Bloco Central

Nada como revisitar a história para destruir tabus. Soares e Mota Pinto foram determinantes para sermos hoje um país europeu

Em cinquenta anos só por uma vez os dois partidos que alternam no governo se uniram para conduzir os destinos do país. Foi em 1983 que Mário Soares, Secretário-Geral do Partido Socialista e Carlos Mota Pinto, líder do PSD. Os socialistas tinham ganho as eleições com 36% dos votos contra a AD que tinha governado até então com maioria absoluta. Soares não quis formar um governo minoritário e colocou a questão ao partido, pedindo que a discussão decorresse ‘sem sectarismos nem tabus ideológicos’.

Na altura, socialistas e sociais-democratas negociaram durante cinco semanas os termos de um entendimento de governo. O Bloco Central deixou os extremos de então, PCP e CDS, de cabelos em pé. O governo durou dois anos e meio, conduziu Portugal à entrada em pleno na então CEE e, longe das opiniões mais acaloradas da altura, muitos consideram que foi um dos melhores governos do pós-25 de Abril. Depois da experiência o PSD ganhou as eleições seguintes e passado pouco tempo foi o primeiro partido a conseguir uma maioria absoluta que viria a repetir mais duas vezes.

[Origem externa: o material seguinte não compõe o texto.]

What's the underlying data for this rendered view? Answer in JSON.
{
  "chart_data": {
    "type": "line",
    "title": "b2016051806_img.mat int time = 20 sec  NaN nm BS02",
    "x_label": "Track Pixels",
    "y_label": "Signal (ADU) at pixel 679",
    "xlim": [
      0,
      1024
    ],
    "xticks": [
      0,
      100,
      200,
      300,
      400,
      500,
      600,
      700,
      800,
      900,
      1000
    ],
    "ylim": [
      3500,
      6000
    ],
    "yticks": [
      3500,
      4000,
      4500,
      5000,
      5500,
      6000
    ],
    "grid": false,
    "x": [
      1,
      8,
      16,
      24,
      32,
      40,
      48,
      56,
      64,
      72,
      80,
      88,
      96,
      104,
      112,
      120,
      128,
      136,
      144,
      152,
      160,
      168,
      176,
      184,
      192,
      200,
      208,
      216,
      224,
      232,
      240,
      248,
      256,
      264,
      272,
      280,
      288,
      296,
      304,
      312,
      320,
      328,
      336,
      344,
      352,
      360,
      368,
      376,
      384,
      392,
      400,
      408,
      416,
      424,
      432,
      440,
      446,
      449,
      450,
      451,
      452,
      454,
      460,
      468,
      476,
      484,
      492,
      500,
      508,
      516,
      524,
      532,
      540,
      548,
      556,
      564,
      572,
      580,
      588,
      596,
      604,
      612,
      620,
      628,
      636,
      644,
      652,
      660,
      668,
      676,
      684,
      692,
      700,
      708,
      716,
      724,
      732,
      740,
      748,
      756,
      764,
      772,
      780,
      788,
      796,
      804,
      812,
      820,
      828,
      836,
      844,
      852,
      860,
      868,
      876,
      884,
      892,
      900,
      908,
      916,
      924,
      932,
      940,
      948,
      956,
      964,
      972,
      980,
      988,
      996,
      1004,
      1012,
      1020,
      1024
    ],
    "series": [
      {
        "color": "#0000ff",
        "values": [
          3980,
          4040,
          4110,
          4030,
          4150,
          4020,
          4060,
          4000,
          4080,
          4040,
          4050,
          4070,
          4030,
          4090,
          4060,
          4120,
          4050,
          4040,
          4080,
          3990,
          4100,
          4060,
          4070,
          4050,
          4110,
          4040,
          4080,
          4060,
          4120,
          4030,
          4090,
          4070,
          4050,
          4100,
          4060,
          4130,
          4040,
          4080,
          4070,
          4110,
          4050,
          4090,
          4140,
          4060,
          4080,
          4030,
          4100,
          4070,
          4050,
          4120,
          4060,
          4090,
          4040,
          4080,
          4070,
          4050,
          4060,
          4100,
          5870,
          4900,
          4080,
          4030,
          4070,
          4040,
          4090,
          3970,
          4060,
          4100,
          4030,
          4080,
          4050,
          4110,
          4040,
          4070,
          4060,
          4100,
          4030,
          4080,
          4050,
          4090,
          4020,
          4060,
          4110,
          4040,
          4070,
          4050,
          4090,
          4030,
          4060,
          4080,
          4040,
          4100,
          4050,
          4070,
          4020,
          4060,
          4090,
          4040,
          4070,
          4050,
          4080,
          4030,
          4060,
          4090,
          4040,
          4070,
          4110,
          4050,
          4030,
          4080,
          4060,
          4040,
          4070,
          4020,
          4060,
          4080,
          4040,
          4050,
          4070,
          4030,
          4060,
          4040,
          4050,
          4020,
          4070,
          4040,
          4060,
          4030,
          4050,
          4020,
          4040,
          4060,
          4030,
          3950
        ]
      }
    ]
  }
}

Passados trinta anos e com um cenário político pulverizado como nunca, muitas vozes voltam a falar de entendimentos entre os dois partidos do centro. Todos fogem de utilizar o nome da coligação da época. A sigla Bloco Central queima, mas se olharmos para os factos do passado ‘sem sectarismos nem tabus ideológicos’, como pediu Mário Soares, percebemos facilmente que aquela foi uma experiência determinante para a consolidação da nossa democracia. Constatamos também, ao contrário da ideia que é constantemente apregoada a propósito de entendimentos entre PS e PSD, que o Bloco Central não só não enfraqueceu os partidos do centro em favor dos extremos, como os fortaleceu.

Mas como uma falsidade muitas vezes repetida se torna verdade, o Bloco Central ganhou lepra e a sua simples menção arrepia os pelos de socialistas e sociais-democratas. Apesar dos factos, também eu me arrepio com a ideia e sem dúvida preferia ver o PSD coligado com a Iniciativa Liberal no governo depois das eleições de 18 de maio. Como tenho melhores recordações do governo da AD de Sá Carneiro e Freitas do Amaral, do que do Bloco Central de Soares e Mota Pinto. Mas foi com o Bloco Central que entrámos na comunidade europeia e foi com um entendimento entre Guterres e Marcelo Rebelo de Sousa que aderimos ao euro. Só por isso devíamos concluir que, ao contrário do que proclama André Ventura, não foram 50 anos de corrupção e compadrio, sobretudo quando PS e PSD se deixaram de tabus e se entenderam a bem do país.

Os tempos não estão para birras. O último governo não chegou a durar um ano e se as eleições trouxerem um resultado semelhante ao de 2024, não é aceitável que num tempo de incerteza como o que estamos a viver os dois partidos do centro continuem a viver de costas voltadas. Se olharmos para o que acontece em muitos dos países nossos parceiros europeus, por sinal os mais desenvolvidos, verificamos que quando não há alternativas razoáveis, os partidos do centro comprometem-se na governação. Aconteceu e está para acontecer na Alemanha e não foi por isso que CDU ou SPD se diluíram, ou desapareceram, ou engrandeceram os extremos.

Se não for assim, PS ou PSD acabarão por cair em poucos meses. Ou o PSD entrega-se nas mãos do Chega com um líder que não foi a votos e com uma legitimidade diminuída.